Though superficially it might seem that my husband was holding all the power here, my revelation, and my shift in focus, actually put us on more equal footing.  I realized that I not only didn’t need my husband to be happy but probably wasn’t going to have any say in whether we continued to be married.  This was very liberating.  It allowed me to shift my focus from our marriage (and all that bad stuff) to re-finding the person I had been (good stuff) – the optimistic, thoughtful, creative, outgoing and more confident person I remembered.  Worrying about our marriage had turned me into a nag, in fact a real bitch.  I had pushed so hard that I had created a living nightmare – all in the name of “fixing things” when in fact the dynamic was just the opposite.  The harder I pushed, the worse things got.  And I don’t know about you, but while I’m capable of being really, really mean, I don’t like myself when I am.  No wonder he didn’t like me, either!

So I just stopped pushing, right then and there.  For good (this is true - you can ask him!).  Yes, we had some weepy conversations on the phone about our plight and about how hard it was that we had gotten where we had gotten.  We grieved separately and alone.  But I was no longer accusing him – I was just trying to understand and let it all go.  We actually laughed…and then flirted.  Things felt different – at last.  And I was finally humbled enough to realize that every good partnership is a partnership of choice, not coercion.  The change in me – and how I was treating him - was so pronounced that the night before his girlfriend was to board the plane he called her and asked her to stay home.  I went over, instead, and we began – finally - to forget about our marriage, and repair our friendship and partnership. 

The bottom line is this – a husband who will never, ever, engage with you to work on your relationship is not a great husband.  But usually by the time you are reading this blog his lack of engagement is as much a reflection of how the two of you are interacting as anything else.  (I assume you used to interact satisfactorily or you wouldn’t have gotten married.)  It’s neither fair nor realistic to expect him to engage when your agenda is to “fix things”, and specifically, “fix him”.  That’s not a conversation.  That’s forcing him to be a certain way – your way.

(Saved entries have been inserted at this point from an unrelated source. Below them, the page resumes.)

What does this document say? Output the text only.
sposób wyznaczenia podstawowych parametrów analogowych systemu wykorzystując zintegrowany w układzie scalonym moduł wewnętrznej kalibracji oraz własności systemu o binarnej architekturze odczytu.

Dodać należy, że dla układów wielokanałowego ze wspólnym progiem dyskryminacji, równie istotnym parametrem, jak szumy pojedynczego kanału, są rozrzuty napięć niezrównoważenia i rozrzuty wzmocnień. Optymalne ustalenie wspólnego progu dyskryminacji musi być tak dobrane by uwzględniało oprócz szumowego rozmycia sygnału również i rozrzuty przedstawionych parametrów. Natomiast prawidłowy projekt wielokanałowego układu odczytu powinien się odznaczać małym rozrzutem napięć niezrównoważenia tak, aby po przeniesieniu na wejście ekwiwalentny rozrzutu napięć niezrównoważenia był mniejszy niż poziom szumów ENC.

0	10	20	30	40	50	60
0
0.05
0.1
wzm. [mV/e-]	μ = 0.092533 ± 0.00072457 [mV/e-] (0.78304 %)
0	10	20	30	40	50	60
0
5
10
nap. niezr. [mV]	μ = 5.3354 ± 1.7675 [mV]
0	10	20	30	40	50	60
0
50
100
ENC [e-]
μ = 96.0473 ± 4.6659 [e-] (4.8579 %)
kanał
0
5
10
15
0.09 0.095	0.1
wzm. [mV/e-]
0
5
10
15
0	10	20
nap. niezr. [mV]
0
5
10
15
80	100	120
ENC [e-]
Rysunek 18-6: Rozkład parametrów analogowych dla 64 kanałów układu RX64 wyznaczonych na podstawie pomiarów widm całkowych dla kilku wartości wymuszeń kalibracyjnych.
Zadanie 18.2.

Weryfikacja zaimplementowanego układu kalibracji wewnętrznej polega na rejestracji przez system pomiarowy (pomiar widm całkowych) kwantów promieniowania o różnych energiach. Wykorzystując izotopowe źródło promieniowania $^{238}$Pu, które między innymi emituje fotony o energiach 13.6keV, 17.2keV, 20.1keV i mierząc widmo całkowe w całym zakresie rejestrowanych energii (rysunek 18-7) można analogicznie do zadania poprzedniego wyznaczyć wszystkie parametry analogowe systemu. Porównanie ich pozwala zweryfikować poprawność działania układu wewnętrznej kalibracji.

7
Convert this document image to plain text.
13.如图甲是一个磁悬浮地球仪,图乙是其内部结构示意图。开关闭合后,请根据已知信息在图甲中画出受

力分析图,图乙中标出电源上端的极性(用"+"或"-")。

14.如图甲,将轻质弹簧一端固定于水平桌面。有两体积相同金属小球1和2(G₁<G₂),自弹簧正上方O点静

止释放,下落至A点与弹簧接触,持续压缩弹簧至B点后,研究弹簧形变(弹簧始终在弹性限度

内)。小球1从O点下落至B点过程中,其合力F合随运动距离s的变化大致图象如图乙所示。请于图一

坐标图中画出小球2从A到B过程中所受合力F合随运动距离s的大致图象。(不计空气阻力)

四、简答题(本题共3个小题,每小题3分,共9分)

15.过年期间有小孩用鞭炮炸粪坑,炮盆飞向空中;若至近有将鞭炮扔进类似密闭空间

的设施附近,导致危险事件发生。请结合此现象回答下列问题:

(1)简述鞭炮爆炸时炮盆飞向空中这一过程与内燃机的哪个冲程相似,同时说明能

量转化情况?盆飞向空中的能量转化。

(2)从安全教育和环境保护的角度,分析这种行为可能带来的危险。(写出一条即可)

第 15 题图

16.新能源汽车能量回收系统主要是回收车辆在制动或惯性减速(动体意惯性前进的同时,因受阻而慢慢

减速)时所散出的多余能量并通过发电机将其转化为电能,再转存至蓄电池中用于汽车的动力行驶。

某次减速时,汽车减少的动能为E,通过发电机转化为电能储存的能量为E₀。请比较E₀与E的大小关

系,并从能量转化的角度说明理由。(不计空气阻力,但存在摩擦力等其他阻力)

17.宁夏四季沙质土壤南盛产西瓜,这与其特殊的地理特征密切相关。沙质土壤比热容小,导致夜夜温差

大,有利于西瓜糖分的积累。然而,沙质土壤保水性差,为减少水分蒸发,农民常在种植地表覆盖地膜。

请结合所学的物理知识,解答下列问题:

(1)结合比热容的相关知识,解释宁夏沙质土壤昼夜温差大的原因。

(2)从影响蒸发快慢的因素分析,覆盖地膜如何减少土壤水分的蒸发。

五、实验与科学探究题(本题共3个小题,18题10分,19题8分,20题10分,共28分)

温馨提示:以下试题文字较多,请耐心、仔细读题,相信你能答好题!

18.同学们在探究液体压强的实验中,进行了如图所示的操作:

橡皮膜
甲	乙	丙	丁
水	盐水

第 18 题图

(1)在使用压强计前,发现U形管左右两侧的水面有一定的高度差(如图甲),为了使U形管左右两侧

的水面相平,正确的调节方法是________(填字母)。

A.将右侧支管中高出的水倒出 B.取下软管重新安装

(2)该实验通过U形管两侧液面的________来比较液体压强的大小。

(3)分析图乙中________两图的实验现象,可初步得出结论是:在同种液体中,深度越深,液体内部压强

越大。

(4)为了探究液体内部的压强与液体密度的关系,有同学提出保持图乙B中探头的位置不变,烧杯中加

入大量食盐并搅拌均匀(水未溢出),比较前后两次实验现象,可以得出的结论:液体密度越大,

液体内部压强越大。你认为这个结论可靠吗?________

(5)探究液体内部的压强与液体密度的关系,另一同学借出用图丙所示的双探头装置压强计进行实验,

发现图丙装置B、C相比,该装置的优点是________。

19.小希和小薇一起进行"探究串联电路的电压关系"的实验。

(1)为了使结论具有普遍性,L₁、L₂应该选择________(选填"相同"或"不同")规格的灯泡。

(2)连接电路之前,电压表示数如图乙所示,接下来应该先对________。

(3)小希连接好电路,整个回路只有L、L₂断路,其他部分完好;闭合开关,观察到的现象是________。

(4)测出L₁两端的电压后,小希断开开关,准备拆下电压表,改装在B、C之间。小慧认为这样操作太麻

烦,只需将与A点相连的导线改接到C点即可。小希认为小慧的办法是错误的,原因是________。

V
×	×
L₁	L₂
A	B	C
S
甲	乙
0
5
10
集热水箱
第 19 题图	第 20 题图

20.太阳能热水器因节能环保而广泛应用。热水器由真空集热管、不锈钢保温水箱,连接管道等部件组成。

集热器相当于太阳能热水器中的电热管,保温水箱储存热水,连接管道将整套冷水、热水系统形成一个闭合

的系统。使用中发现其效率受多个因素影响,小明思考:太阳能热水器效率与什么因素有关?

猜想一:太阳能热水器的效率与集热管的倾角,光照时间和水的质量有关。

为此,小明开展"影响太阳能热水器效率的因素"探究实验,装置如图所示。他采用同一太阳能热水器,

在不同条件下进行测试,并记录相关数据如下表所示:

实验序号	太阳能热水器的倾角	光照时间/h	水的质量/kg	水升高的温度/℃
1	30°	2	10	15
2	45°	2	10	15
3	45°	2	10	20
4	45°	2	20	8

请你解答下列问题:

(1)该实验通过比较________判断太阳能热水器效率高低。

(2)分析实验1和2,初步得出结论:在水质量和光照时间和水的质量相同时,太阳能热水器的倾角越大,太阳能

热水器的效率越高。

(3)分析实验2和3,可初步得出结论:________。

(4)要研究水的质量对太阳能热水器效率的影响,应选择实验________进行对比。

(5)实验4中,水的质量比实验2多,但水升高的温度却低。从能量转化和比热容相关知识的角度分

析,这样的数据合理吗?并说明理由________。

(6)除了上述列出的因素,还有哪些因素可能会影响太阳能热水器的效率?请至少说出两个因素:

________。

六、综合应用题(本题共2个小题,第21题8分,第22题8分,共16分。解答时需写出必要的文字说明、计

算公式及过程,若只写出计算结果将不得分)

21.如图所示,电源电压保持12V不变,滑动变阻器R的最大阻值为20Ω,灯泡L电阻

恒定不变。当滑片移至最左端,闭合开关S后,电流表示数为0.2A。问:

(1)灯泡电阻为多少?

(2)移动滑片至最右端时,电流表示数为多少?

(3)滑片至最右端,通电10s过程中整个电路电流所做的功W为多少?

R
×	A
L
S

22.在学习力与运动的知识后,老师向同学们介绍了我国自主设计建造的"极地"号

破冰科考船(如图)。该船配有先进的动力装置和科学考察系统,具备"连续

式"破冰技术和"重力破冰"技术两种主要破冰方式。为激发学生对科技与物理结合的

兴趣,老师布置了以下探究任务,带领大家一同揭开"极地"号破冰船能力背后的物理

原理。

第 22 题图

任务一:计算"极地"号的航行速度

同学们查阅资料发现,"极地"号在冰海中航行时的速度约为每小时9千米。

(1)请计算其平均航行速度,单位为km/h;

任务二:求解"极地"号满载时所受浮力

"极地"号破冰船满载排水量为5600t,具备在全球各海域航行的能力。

I’m not trying to depress you here.  Just the opposite.  I’m trying to provide a positive alternative to hitting your head against the proverbial wall over and over again.

Yes, he has issues.  His anger hurts you and the kids.  He spends money frivolously.  He is not focused on you enough.  He can’t hold down a job….insert your painful issue here.  As long as he feels you are trying to coerce him, he’s not going to make the effort to change.  In fact, if he’s like my husband, he’ll start to work against what you want (subtly) just to prove that he’s independent.

Good relationships are about lots of hard work…but they are also about carrots rather than sticks.  So be your best. If he doesn’t want you when you are at your best, then he doesn’t deserve you in any case.  You want to be your best for your own mental and physical health (which declines when you are in turmoil over not being able to change him).  To be cynical about it –you may as well be the best that you can be now before you get divorced, rather than wait to be forced into it by dating again.  Being thoughtful, kind and caring may not solve your problems, but it sure won’t add to them!  So, if he irritates you, put it aside.  If he is angry, move out of the line of fire.  Provide opportunities to connect in happy ways.  Don’t stop communicating – just don’t insist on a specific solution.  Be humble.  Benefit from what I learned without having to go through the pain first hand.

This will end up a win/win for you.  Either you will stop your own downward spiral that you are currently in with your husband and your husband will move out of his defensive posture and start to engage with you again, or you will find he isn’t able to appreciate the real you and won't respond.  Either way, you are true to yourself and creating your own happiness.  You will be a better place than now.